J’ai commencé à en parler en 2017. En juillet 2019, je fais une conférence de presse avec l’association Droit au logement et des syndicats de locataires, et on lance une campagne. Je vais moi-même désinsectiser chez des gens. Mais ça ne provoque aucune réaction, si ce n’est beaucoup de moqueries. En novembre, je présente une résolution avec des propositions. Et là le pouvoir donne une mission à une parlementaire de la majorité qui arrivera quasiment aux mêmes conclusions que les miennes. Il y a finalement un premier plan, avec seulement un numéro vert et un site dédié qui n’existe plus. En 2022, il y a enfin un plan interministériel, mais aucune mesure contraignante. Même le travail d’information est mal fait, il n’y a qu’à voir la psychose actuelle : il y a beaucoup de faux cas, les gens ne savent pas bien identifier.
Pourquoi, selon vous, le sujet n’a-t-il pas été pris au sérieux ?
Ce n’est pas considéré comme noble. Et il y a une méconnaissance. En 2019, j’avais eu un rendez-vous au ministère du Logement, et Julien Denormandie [le ministre de l’époque, ndlr] avait dit lui-même qu’il avait eu des punaises, donc il y était sensible. Mais ça avait bloqué du côté du ministère de la Santé. Moi, j’ai été chez des centaines de famille touchées. J’ai immédiatement compris que c’était un sujet politique. Eux n’ont jamais saisi le phénomène.
Vous parlez de déconnexion, mais le phénomène ne touche pas seulement les classes populaires.
Non, et il faut redire que ça touche tout le monde et que ça n’a rien à voir avec l’hygiène. Mais le problème c’est que le coût moyen de désinfection est de 866 euros. Donc, dans les milieux populaires, beaucoup de gens ne peuvent pas traiter.

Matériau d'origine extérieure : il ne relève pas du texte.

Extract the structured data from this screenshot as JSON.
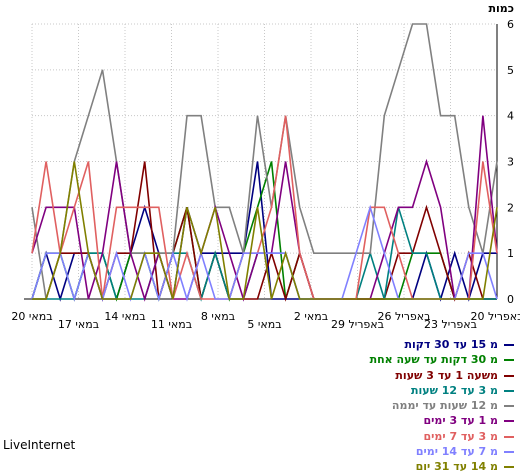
{
  "chart_data": {
    "type": "line",
    "ylabel": "כמות",
    "ylim": [
      0,
      6
    ],
    "yticks": [
      0,
      1,
      2,
      3,
      4,
      5,
      6
    ],
    "grid": true,
    "x_dir": "right-to-left",
    "x_tick_labels": [
      "20 באפריל",
      "23 באפריל",
      "26 באפריל",
      "29 באפריל",
      "2 במאי",
      "5 במאי",
      "8 במאי",
      "11 במאי",
      "14 במאי",
      "17 במאי",
      "20 במאי"
    ],
    "legend_position": "bottom-right",
    "series": [
      {
        "name": "מ 15 עד 30 דקות",
        "color": "#000080",
        "values": [
          0,
          1,
          0,
          1,
          1,
          0,
          0,
          1,
          2,
          1,
          0,
          2,
          1,
          1,
          1,
          1,
          3,
          0,
          0,
          0,
          0,
          0,
          0,
          0,
          0,
          0,
          0,
          0,
          1,
          0,
          1,
          0,
          1,
          1
        ]
      },
      {
        "name": "מ 30 דקות עד שעה אחת",
        "color": "#008000",
        "values": [
          0,
          1,
          1,
          0,
          1,
          1,
          0,
          1,
          1,
          0,
          1,
          2,
          0,
          1,
          0,
          1,
          2,
          3,
          0,
          1,
          0,
          0,
          0,
          0,
          0,
          0,
          0,
          1,
          1,
          1,
          0,
          0,
          0,
          0
        ]
      },
      {
        "name": "משעה 1 עד 3 שעות",
        "color": "#800000",
        "values": [
          0,
          0,
          1,
          1,
          1,
          0,
          1,
          1,
          3,
          0,
          1,
          2,
          0,
          1,
          0,
          0,
          0,
          1,
          0,
          1,
          0,
          0,
          0,
          0,
          0,
          0,
          1,
          1,
          2,
          1,
          0,
          1,
          0,
          0
        ]
      },
      {
        "name": "מ 3 עד 12 שעות",
        "color": "#008080",
        "values": [
          0,
          0,
          0,
          0,
          1,
          1,
          0,
          0,
          0,
          1,
          1,
          1,
          0,
          1,
          0,
          0,
          1,
          1,
          1,
          0,
          0,
          0,
          0,
          0,
          1,
          0,
          2,
          1,
          1,
          0,
          0,
          0,
          0,
          0
        ]
      },
      {
        "name": "מ 12 שעות עד יממה",
        "color": "#808080",
        "values": [
          2,
          0,
          1,
          3,
          4,
          5,
          3,
          1,
          1,
          1,
          1,
          4,
          4,
          2,
          2,
          1,
          4,
          2,
          4,
          2,
          1,
          1,
          1,
          1,
          1,
          4,
          5,
          6,
          6,
          4,
          4,
          2,
          1,
          3
        ]
      },
      {
        "name": "מ 1 עד 3 ימים",
        "color": "#800080",
        "values": [
          1,
          2,
          2,
          2,
          0,
          1,
          3,
          1,
          0,
          1,
          0,
          0,
          1,
          2,
          1,
          0,
          1,
          1,
          3,
          1,
          0,
          0,
          0,
          0,
          0,
          1,
          2,
          2,
          3,
          2,
          0,
          0,
          4,
          1
        ]
      },
      {
        "name": "מ 3 עד 7 ימים",
        "color": "#e06060",
        "values": [
          1,
          3,
          1,
          2,
          3,
          0,
          2,
          2,
          2,
          2,
          0,
          1,
          0,
          0,
          0,
          1,
          1,
          2,
          4,
          1,
          0,
          0,
          0,
          0,
          2,
          2,
          1,
          0,
          0,
          0,
          0,
          0,
          3,
          1
        ]
      },
      {
        "name": "מ 7 עד 14 ימים",
        "color": "#8080ff",
        "values": [
          0,
          1,
          1,
          0,
          1,
          0,
          1,
          0,
          1,
          0,
          1,
          0,
          1,
          0,
          0,
          1,
          1,
          1,
          1,
          0,
          0,
          0,
          0,
          1,
          2,
          1,
          0,
          0,
          0,
          0,
          0,
          1,
          1,
          0
        ]
      },
      {
        "name": "מ 14 עד 31 יום",
        "color": "#808000",
        "values": [
          0,
          0,
          1,
          3,
          1,
          0,
          0,
          0,
          1,
          1,
          0,
          2,
          1,
          2,
          0,
          0,
          2,
          0,
          1,
          0,
          0,
          0,
          0,
          0,
          0,
          0,
          0,
          0,
          0,
          0,
          0,
          0,
          0,
          2
        ]
      }
    ]
  },
  "brand": "LiveInternet"
}
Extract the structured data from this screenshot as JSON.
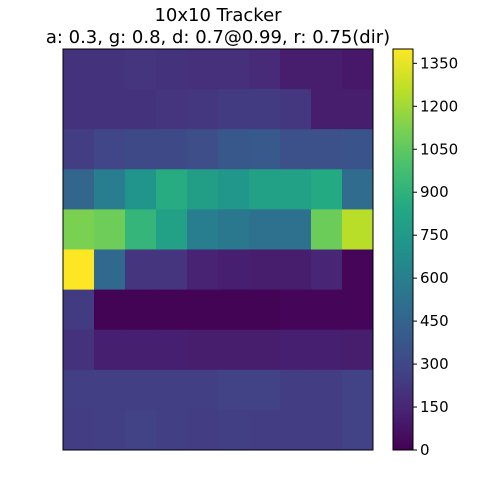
{
  "chart_data": {
    "type": "heatmap",
    "title_line1": "10x10 Tracker",
    "title_line2": "a: 0.3, g: 0.8, d: 0.7@0.99, r: 0.75(dir)",
    "rows": 10,
    "cols": 10,
    "colorbar_range": [
      0,
      1400
    ],
    "colorbar_ticks": [
      0,
      150,
      300,
      450,
      600,
      750,
      900,
      1050,
      1200,
      1350
    ],
    "colorbar_tick_labels": [
      "0",
      "150",
      "300",
      "450",
      "600",
      "750",
      "900",
      "1050",
      "1200",
      "1350"
    ],
    "colormap": "viridis",
    "values": [
      [
        200,
        200,
        210,
        200,
        190,
        190,
        170,
        110,
        110,
        90
      ],
      [
        200,
        200,
        200,
        210,
        220,
        240,
        240,
        220,
        110,
        110
      ],
      [
        250,
        290,
        310,
        310,
        330,
        380,
        390,
        340,
        340,
        360
      ],
      [
        460,
        590,
        720,
        860,
        780,
        730,
        800,
        800,
        850,
        490
      ],
      [
        1120,
        1090,
        920,
        800,
        590,
        560,
        520,
        520,
        1080,
        1250
      ],
      [
        1400,
        470,
        210,
        210,
        130,
        120,
        110,
        110,
        150,
        20
      ],
      [
        240,
        10,
        10,
        10,
        10,
        10,
        10,
        20,
        20,
        20
      ],
      [
        200,
        120,
        120,
        120,
        110,
        110,
        110,
        120,
        120,
        110
      ],
      [
        260,
        260,
        260,
        260,
        260,
        270,
        270,
        250,
        250,
        270
      ],
      [
        250,
        260,
        270,
        260,
        250,
        260,
        250,
        250,
        250,
        270
      ]
    ]
  }
}
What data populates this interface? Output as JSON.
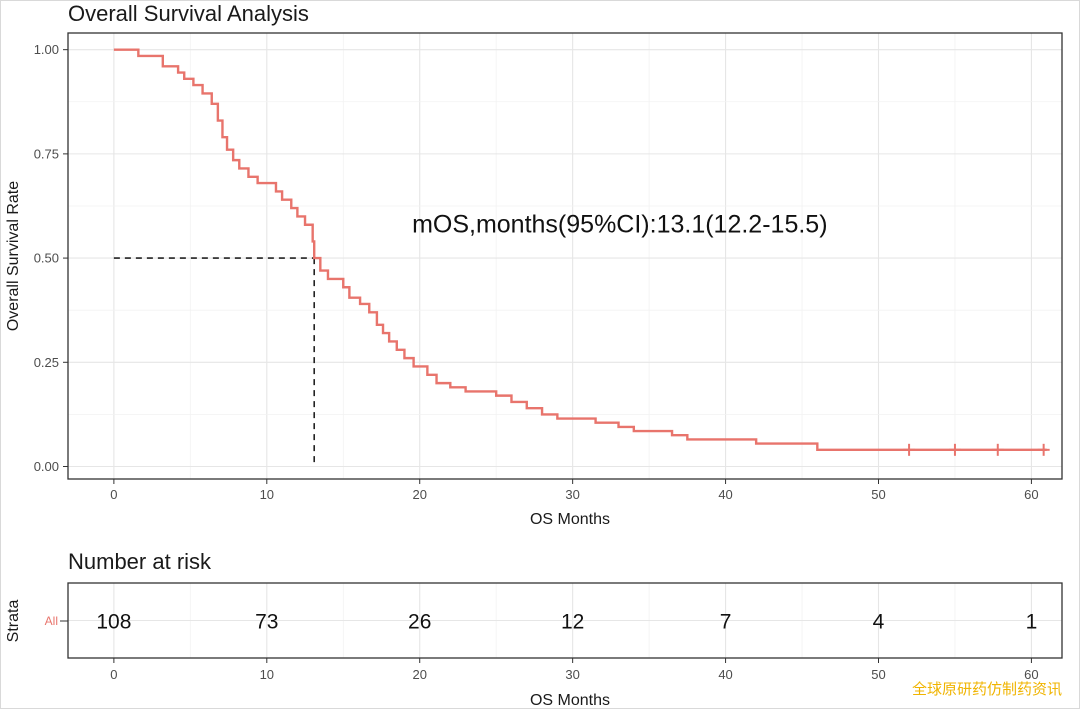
{
  "chart_data": [
    {
      "type": "line",
      "subtype": "kaplan-meier",
      "title": "Overall Survival Analysis",
      "xlabel": "OS Months",
      "ylabel": "Overall Survival Rate",
      "xlim": [
        -3,
        62
      ],
      "ylim": [
        -0.03,
        1.04
      ],
      "x_ticks": [
        0,
        10,
        20,
        30,
        40,
        50,
        60
      ],
      "x_tick_labels": [
        "0",
        "10",
        "20",
        "30",
        "40",
        "50",
        "60"
      ],
      "y_ticks": [
        0,
        0.25,
        0.5,
        0.75,
        1
      ],
      "y_tick_labels": [
        "0.00",
        "0.25",
        "0.50",
        "0.75",
        "1.00"
      ],
      "grid": true,
      "series": [
        {
          "color": "#e8746c",
          "steps": [
            [
              0,
              1.0
            ],
            [
              1.5,
              1.0
            ],
            [
              1.6,
              0.985
            ],
            [
              3.0,
              0.985
            ],
            [
              3.2,
              0.96
            ],
            [
              4.2,
              0.945
            ],
            [
              4.6,
              0.93
            ],
            [
              5.2,
              0.915
            ],
            [
              5.8,
              0.895
            ],
            [
              6.4,
              0.87
            ],
            [
              6.8,
              0.83
            ],
            [
              7.1,
              0.79
            ],
            [
              7.4,
              0.76
            ],
            [
              7.8,
              0.735
            ],
            [
              8.2,
              0.715
            ],
            [
              8.8,
              0.695
            ],
            [
              9.4,
              0.68
            ],
            [
              10.6,
              0.66
            ],
            [
              11.0,
              0.64
            ],
            [
              11.6,
              0.62
            ],
            [
              12.0,
              0.6
            ],
            [
              12.5,
              0.58
            ],
            [
              13.0,
              0.54
            ],
            [
              13.1,
              0.5
            ],
            [
              13.5,
              0.47
            ],
            [
              14.0,
              0.45
            ],
            [
              15.0,
              0.43
            ],
            [
              15.4,
              0.405
            ],
            [
              16.1,
              0.39
            ],
            [
              16.7,
              0.37
            ],
            [
              17.2,
              0.34
            ],
            [
              17.6,
              0.32
            ],
            [
              18.0,
              0.3
            ],
            [
              18.5,
              0.28
            ],
            [
              19.0,
              0.26
            ],
            [
              19.6,
              0.24
            ],
            [
              20.5,
              0.22
            ],
            [
              21.1,
              0.2
            ],
            [
              22.0,
              0.19
            ],
            [
              23.0,
              0.18
            ],
            [
              25.0,
              0.17
            ],
            [
              26.0,
              0.155
            ],
            [
              27.0,
              0.14
            ],
            [
              28.0,
              0.125
            ],
            [
              29.0,
              0.115
            ],
            [
              31.5,
              0.105
            ],
            [
              33.0,
              0.095
            ],
            [
              34.0,
              0.085
            ],
            [
              36.5,
              0.075
            ],
            [
              37.5,
              0.065
            ],
            [
              42.0,
              0.055
            ],
            [
              46.0,
              0.04
            ],
            [
              61.0,
              0.04
            ]
          ],
          "censor_marks": [
            [
              52,
              0.04
            ],
            [
              55,
              0.04
            ],
            [
              57.8,
              0.04
            ],
            [
              60.8,
              0.04
            ]
          ]
        }
      ],
      "median_line": {
        "x": 13.1,
        "y": 0.5
      },
      "annotations": [
        {
          "text": "mOS,months(95%CI):13.1(12.2-15.5)",
          "x": 19.5,
          "y": 0.58
        }
      ]
    },
    {
      "type": "table",
      "title": "Number at risk",
      "xlabel": "OS Months",
      "ylabel": "Strata",
      "xlim": [
        -3,
        62
      ],
      "x_ticks": [
        0,
        10,
        20,
        30,
        40,
        50,
        60
      ],
      "x_tick_labels": [
        "0",
        "10",
        "20",
        "30",
        "40",
        "50",
        "60"
      ],
      "strata": [
        {
          "name": "All",
          "color": "#e8746c",
          "times": [
            0,
            10,
            20,
            30,
            40,
            50,
            60
          ],
          "values": [
            "108",
            "73",
            "26",
            "12",
            "7",
            "4",
            "1"
          ]
        }
      ]
    }
  ],
  "watermark": {
    "text": "全球原研药仿制药资讯",
    "color": "#f0b400"
  }
}
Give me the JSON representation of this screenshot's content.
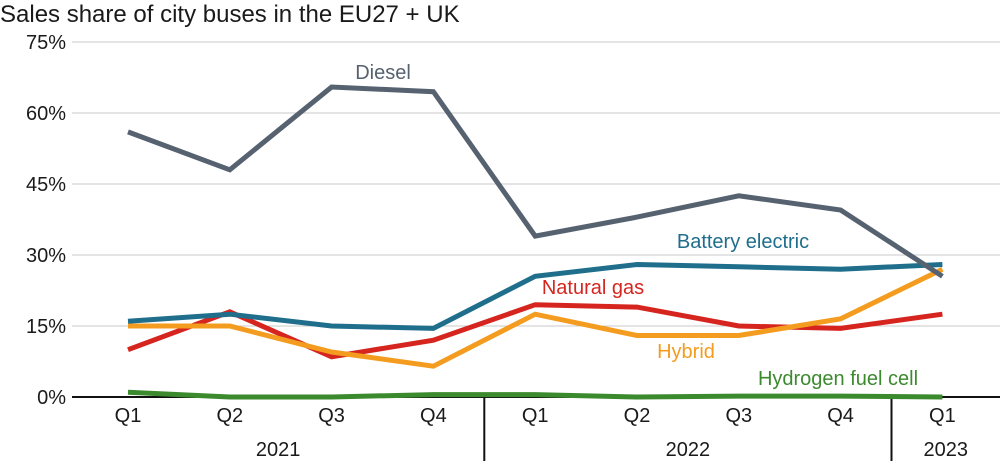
{
  "chart_data": {
    "type": "line",
    "title": "Sales share of city buses in the EU27 + UK",
    "categories": [
      "Q1",
      "Q2",
      "Q3",
      "Q4",
      "Q1",
      "Q2",
      "Q3",
      "Q4",
      "Q1"
    ],
    "years": [
      {
        "label": "2021",
        "quarters": 4
      },
      {
        "label": "2022",
        "quarters": 4
      },
      {
        "label": "2023",
        "quarters": 1
      }
    ],
    "ylim": [
      0,
      75
    ],
    "yticks": [
      "0%",
      "15%",
      "30%",
      "45%",
      "60%",
      "75%"
    ],
    "ytick_values": [
      0,
      15,
      30,
      45,
      60,
      75
    ],
    "grid": true,
    "series": [
      {
        "name": "Diesel",
        "color": "#566270",
        "values": [
          56,
          48,
          65.5,
          64.5,
          34,
          38,
          42.5,
          39.5,
          25.5
        ]
      },
      {
        "name": "Battery electric",
        "color": "#1f6e8c",
        "values": [
          16,
          17.5,
          15,
          14.5,
          25.5,
          28,
          27.5,
          27,
          28
        ]
      },
      {
        "name": "Natural gas",
        "color": "#d6251f",
        "values": [
          10,
          18,
          8.5,
          12,
          19.5,
          19,
          15,
          14.5,
          17.5
        ]
      },
      {
        "name": "Hybrid",
        "color": "#f39c1f",
        "values": [
          15,
          15,
          9.5,
          6.5,
          17.5,
          13,
          13,
          16.5,
          27
        ]
      },
      {
        "name": "Hydrogen fuel cell",
        "color": "#3c8a2e",
        "values": [
          1,
          0,
          0,
          0.5,
          0.5,
          0,
          0.2,
          0.2,
          0
        ]
      }
    ]
  }
}
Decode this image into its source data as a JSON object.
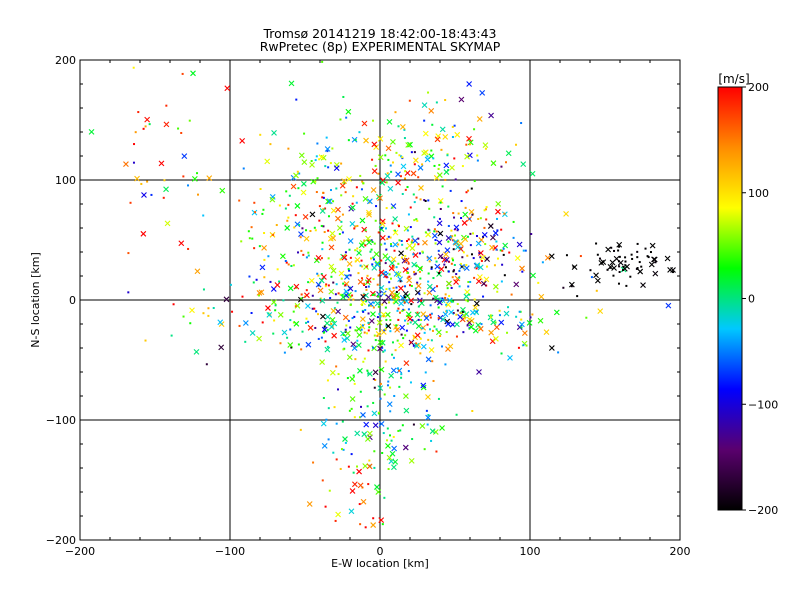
{
  "chart_data": {
    "type": "scatter",
    "title": "Tromsø 20141219 18:42:00-18:43:43",
    "subtitle": "RwPretec (8p) EXPERIMENTAL SKYMAP",
    "xlabel": "E-W location [km]",
    "ylabel": "N-S location [km]",
    "xlim": [
      -200,
      200
    ],
    "ylim": [
      -200,
      200
    ],
    "xticks": [
      -200,
      -100,
      0,
      100,
      200
    ],
    "yticks": [
      -200,
      -100,
      0,
      100,
      200
    ],
    "grid_lines": [
      -100,
      0,
      100
    ],
    "grid": true,
    "colorbar": {
      "label": "[m/s]",
      "range": [
        -200,
        200
      ],
      "ticks": [
        200,
        100,
        0,
        -100,
        -200
      ],
      "colormap": [
        "#000000",
        "#5a006e",
        "#0000ff",
        "#00c8ff",
        "#00ff00",
        "#ffff00",
        "#ff8c00",
        "#ff0000"
      ]
    },
    "markers": [
      "x",
      "dot"
    ],
    "clusters": [
      {
        "center": [
          15,
          35
        ],
        "spread": [
          45,
          25
        ],
        "count": 420,
        "velocity_mean": 60,
        "velocity_sd": 110
      },
      {
        "center": [
          5,
          -15
        ],
        "spread": [
          55,
          18
        ],
        "count": 380,
        "velocity_mean": 20,
        "velocity_sd": 110
      },
      {
        "center": [
          15,
          120
        ],
        "spread": [
          40,
          25
        ],
        "count": 160,
        "velocity_mean": 40,
        "velocity_sd": 90
      },
      {
        "center": [
          -45,
          80
        ],
        "spread": [
          30,
          40
        ],
        "count": 120,
        "velocity_mean": 80,
        "velocity_sd": 90
      },
      {
        "center": [
          0,
          -70
        ],
        "spread": [
          25,
          40
        ],
        "count": 120,
        "velocity_mean": 10,
        "velocity_sd": 80
      },
      {
        "center": [
          160,
          30
        ],
        "spread": [
          18,
          10
        ],
        "count": 70,
        "velocity_mean": -200,
        "velocity_sd": 5
      },
      {
        "center": [
          -150,
          120
        ],
        "spread": [
          25,
          40
        ],
        "count": 40,
        "velocity_mean": 120,
        "velocity_sd": 100
      },
      {
        "center": [
          60,
          45
        ],
        "spread": [
          15,
          20
        ],
        "count": 60,
        "velocity_mean": -110,
        "velocity_sd": 60
      },
      {
        "center": [
          0,
          -110
        ],
        "spread": [
          20,
          25
        ],
        "count": 50,
        "velocity_mean": 20,
        "velocity_sd": 40
      },
      {
        "center": [
          -20,
          -160
        ],
        "spread": [
          15,
          20
        ],
        "count": 25,
        "velocity_mean": 160,
        "velocity_sd": 50
      }
    ]
  }
}
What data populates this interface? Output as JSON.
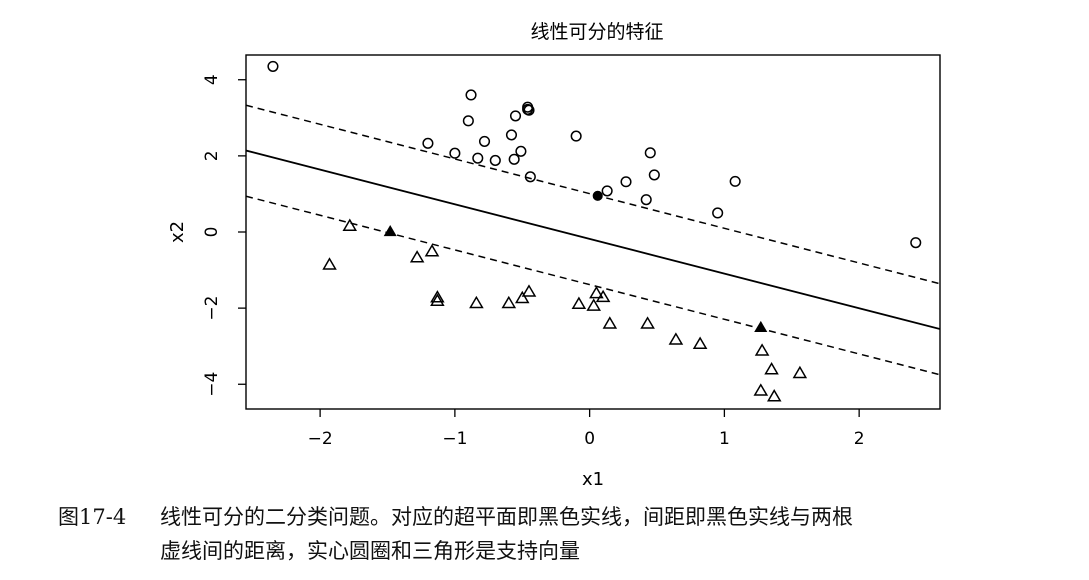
{
  "chart_data": {
    "type": "scatter",
    "title": "线性可分的特征",
    "xlabel": "x1",
    "ylabel": "x2",
    "xlim": [
      -2.55,
      2.6
    ],
    "ylim": [
      -4.65,
      4.65
    ],
    "x_ticks": [
      -2,
      -1,
      0,
      1,
      2
    ],
    "x_tick_labels": [
      "−2",
      "−1",
      "0",
      "1",
      "2"
    ],
    "y_ticks": [
      -4,
      -2,
      0,
      2,
      4
    ],
    "y_tick_labels": [
      "−4",
      "−2",
      "0",
      "2",
      "4"
    ],
    "grid": false,
    "legend": "none",
    "series": [
      {
        "marker": "circle-open",
        "points": [
          [
            -2.35,
            4.35
          ],
          [
            -0.88,
            3.6
          ],
          [
            -0.46,
            3.28
          ],
          [
            -0.46,
            3.22
          ],
          [
            -0.45,
            3.2
          ],
          [
            -0.55,
            3.05
          ],
          [
            -0.9,
            2.92
          ],
          [
            -0.58,
            2.55
          ],
          [
            -0.1,
            2.52
          ],
          [
            -0.78,
            2.38
          ],
          [
            -1.2,
            2.33
          ],
          [
            -1.0,
            2.07
          ],
          [
            -0.51,
            2.12
          ],
          [
            -0.83,
            1.94
          ],
          [
            -0.7,
            1.88
          ],
          [
            -0.56,
            1.91
          ],
          [
            0.45,
            2.08
          ],
          [
            -0.44,
            1.45
          ],
          [
            0.48,
            1.5
          ],
          [
            0.27,
            1.32
          ],
          [
            1.08,
            1.33
          ],
          [
            0.13,
            1.08
          ],
          [
            0.42,
            0.85
          ],
          [
            0.95,
            0.5
          ],
          [
            2.42,
            -0.28
          ]
        ]
      },
      {
        "marker": "circle-filled",
        "points": [
          [
            0.06,
            0.95
          ]
        ]
      },
      {
        "marker": "triangle-open",
        "points": [
          [
            -1.78,
            0.15
          ],
          [
            -1.93,
            -0.87
          ],
          [
            -1.17,
            -0.52
          ],
          [
            -1.28,
            -0.68
          ],
          [
            -1.13,
            -1.73
          ],
          [
            -1.13,
            -1.82
          ],
          [
            -0.84,
            -1.88
          ],
          [
            -0.6,
            -1.88
          ],
          [
            -0.5,
            -1.75
          ],
          [
            -0.45,
            -1.58
          ],
          [
            -0.08,
            -1.9
          ],
          [
            0.03,
            -1.95
          ],
          [
            0.05,
            -1.62
          ],
          [
            0.1,
            -1.72
          ],
          [
            0.15,
            -2.42
          ],
          [
            0.43,
            -2.42
          ],
          [
            0.64,
            -2.84
          ],
          [
            0.82,
            -2.95
          ],
          [
            1.28,
            -3.13
          ],
          [
            1.35,
            -3.62
          ],
          [
            1.56,
            -3.72
          ],
          [
            1.27,
            -4.18
          ],
          [
            1.37,
            -4.33
          ]
        ]
      },
      {
        "marker": "triangle-filled",
        "points": [
          [
            -1.48,
            0.0
          ],
          [
            1.27,
            -2.52
          ]
        ]
      }
    ],
    "lines": [
      {
        "style": "solid",
        "x": [
          -2.55,
          2.6
        ],
        "y": [
          2.14,
          -2.55
        ]
      },
      {
        "style": "dashed",
        "x": [
          -2.55,
          2.6
        ],
        "y": [
          3.33,
          -1.36
        ]
      },
      {
        "style": "dashed",
        "x": [
          -2.55,
          2.6
        ],
        "y": [
          0.94,
          -3.75
        ]
      }
    ]
  },
  "caption": {
    "number": "图17-4",
    "line1": "线性可分的二分类问题。对应的超平面即黑色实线，间距即黑色实线与两根",
    "line2": "虚线间的距离，实心圆圈和三角形是支持向量"
  }
}
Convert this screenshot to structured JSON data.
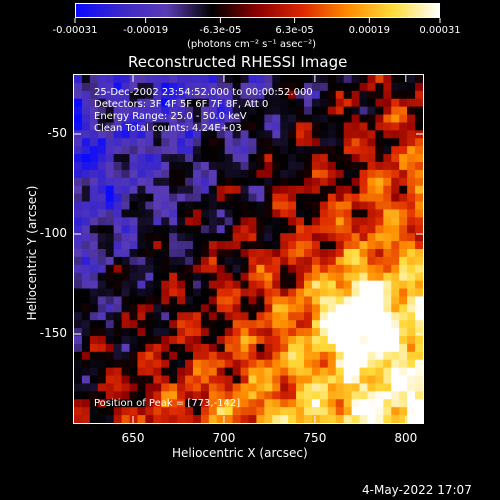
{
  "chart_data": {
    "type": "heatmap",
    "title": "Reconstructed RHESSI Image",
    "xlabel": "Heliocentric X (arcsec)",
    "ylabel": "Heliocentric Y (arcsec)",
    "xlim": [
      617,
      810
    ],
    "ylim": [
      -195,
      -20
    ],
    "x_ticks": [
      650,
      700,
      750,
      800
    ],
    "y_ticks": [
      -50,
      -100,
      -150
    ],
    "colorbar": {
      "label": "(photons cm⁻² s⁻¹ asec⁻²)",
      "ticks": [
        "-0.00031",
        "-0.00019",
        "-6.3e-05",
        "6.3e-05",
        "0.00019",
        "0.00031"
      ],
      "range": [
        -0.00031,
        0.00031
      ],
      "colors": [
        "#0a0aff",
        "#3c28c8",
        "#5a3cb4",
        "#000000",
        "#8c0000",
        "#dc2800",
        "#ff8c00",
        "#ffdc3c",
        "#ffffff"
      ]
    },
    "annotations": [
      "25-Dec-2002 23:54:52.000 to 00:00:52.000",
      "Detectors: 3F 4F 5F 6F 7F 8F, Att 0",
      "Energy Range: 25.0 - 50.0 keV",
      "Clean    Total counts: 4.24E+03"
    ],
    "peak_label": "Position of Peak = [773,-142]",
    "peak": [
      773,
      -142
    ]
  },
  "footer_date": "4-May-2022 17:07"
}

Je veux lancer une alerte : il y a une conjonction entre l’inaction du gouvernement et les températures douces de ce mois de septembre qui favorisent la ponte, ce qui risquent de provoquer une explosion. Avec l’inflation, de plus en plus de gens vont passer par leurs propres moyens pour s’en débarrasser. J’ai vu des gens finir à l’hôpital car ils avaient utilisé des fumigènes… Dans ma circonscription, il y a des ruptures de stock de terre de diatomée. C’est assez efficace, ça tue les insectes en les coupant mais, du coup, quand vous la respirez, ça a le même effet sur vos bronches. A force de laisser les gens se dire que c’est un problème individuel, j’ai peur qu’on en arrive à des situations où les gens qui ne peuvent pas faire appel au privé mettent leur santé en danger.
Vous appelez donc à la mise en place d’un plan d’urgence. Que préconisez-vous ?
Parmi les pistes envisagées, il y a celle de faire payer les assurances habitations. Mais elles risquent ensuite d’augmenter les tarifs, donc ce n’est pas ce que je préconise. Je propose la mise en place d’un service public de désinsectisation, qui pourrait être municipal. D’abord, c’est l’assurance que tout le monde puisse traiter et ensuite, c’est une garantie sur les méthodes. Car non seulement les entreprises privées proposent des prix prohibitifs mais, en plus, elles utilisent des produits chimiques nocifs pour les habitants, pour l’environnement, et de plus en plus inefficaces car les punaises sont de plus en plus résistantes. Il faut faire ce qui a été fait à New York : des chariots thermiques que vous emmenez dans les logements et qui font monter la température pour tuer les punaises.
Ce service serait donc financé par l’Etat ?
Selon l’Agence nationale de sécurité sanitaire de l’alimentation, de l’environnement et du travail, les punaises, c’est, entre 2017 et 2022, 1,4 milliard d’euros pour les ménages. Soit 230 millions par an en moyenne. Pour des familles, c’est énorme, mais à l’échelle d’un Etat, ce n’est rien… Il faut considérer que c’est un problème national, pas individuel. Nous sommes à un moment de bascule. Tous les lieux du quotidien sont en train d’être infestés. Si on ne prend pas cette question avec sérieux, ça va devenir incontrôlable.